Spider-Man also has a shiny new car in the form of the Spider Machine GP-7; a Batmobile-esque flying vehicle that docks with the Marveller, equipped with such superhero necessities as missiles and machine guns.
As well as holding a driving license, Japanese Spider-Man continues this game of one-upmanship with Peter Parker by embracing firepower and is happy to break out the big guns when needs be.
The show ran for 41 episodes with appearances of Leopardon getting more infrequent due to technical difficulties with the suit, which later went walkabout, forcing the show to rely on stock footage for the remainder of the robot’s appearances. Spider-Man even got his own TV movie, set inbetween episodes 10 and 11. The theatrical episode was created for the Toei Manga Matsuri film festival and shown in July 1979.
Toei didn’t even bother to pull a Simpsons, as the movie was just over 20 minutes – the same length as any other Spider-Man episode. The only difference was that it was filmed in widescreen.
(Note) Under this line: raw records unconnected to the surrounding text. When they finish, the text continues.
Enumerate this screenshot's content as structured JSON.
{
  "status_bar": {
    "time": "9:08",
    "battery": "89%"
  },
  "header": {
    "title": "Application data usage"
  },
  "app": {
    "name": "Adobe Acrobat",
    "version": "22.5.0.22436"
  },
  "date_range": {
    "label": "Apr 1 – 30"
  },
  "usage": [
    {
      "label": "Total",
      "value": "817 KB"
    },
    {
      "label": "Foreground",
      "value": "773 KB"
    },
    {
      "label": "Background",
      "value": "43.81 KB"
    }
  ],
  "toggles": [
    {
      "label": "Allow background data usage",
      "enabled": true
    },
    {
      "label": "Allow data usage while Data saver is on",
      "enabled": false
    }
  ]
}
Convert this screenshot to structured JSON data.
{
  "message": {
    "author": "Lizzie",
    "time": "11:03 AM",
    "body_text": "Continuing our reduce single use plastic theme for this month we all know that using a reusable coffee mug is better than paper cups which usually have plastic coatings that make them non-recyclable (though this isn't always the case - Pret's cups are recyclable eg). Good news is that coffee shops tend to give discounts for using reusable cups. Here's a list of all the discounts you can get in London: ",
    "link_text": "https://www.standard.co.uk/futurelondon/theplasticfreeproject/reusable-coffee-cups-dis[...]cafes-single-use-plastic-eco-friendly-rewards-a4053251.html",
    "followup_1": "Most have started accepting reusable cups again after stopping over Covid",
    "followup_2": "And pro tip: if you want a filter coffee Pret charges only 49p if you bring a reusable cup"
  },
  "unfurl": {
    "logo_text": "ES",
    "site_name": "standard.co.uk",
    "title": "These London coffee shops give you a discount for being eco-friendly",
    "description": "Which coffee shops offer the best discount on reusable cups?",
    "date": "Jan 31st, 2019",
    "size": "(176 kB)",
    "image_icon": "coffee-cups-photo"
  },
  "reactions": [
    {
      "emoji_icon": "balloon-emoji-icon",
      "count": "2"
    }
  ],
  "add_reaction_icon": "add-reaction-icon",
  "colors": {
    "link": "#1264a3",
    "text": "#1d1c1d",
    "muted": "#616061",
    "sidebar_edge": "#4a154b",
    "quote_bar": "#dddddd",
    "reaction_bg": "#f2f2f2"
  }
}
In the series finale, Spider-Man confronts Dr Doom lookalike, Professor Monster, ready to avenge his father and Garia. After one last appearance from Leopardon, Spiderman kills Professor Monster and his journey is finally at an end.
The success of the series and popularity of Leopardon set the standard for subsequent Super Sentai shows, including the second collaboration with Marvel – originally planned to be a Japanese version of Captain America – Battle Fever J.
The series on DVD is as elusive as a Marvel movie without a Stan Lee cameo, as Toei only got the rights from Marvel to release the series on DVD in Japan in 2005. Most of the episodes are available to watch on the Marvel website including the TV movie, labelled episode 0, but the archive is 8 episodes shy of being complete.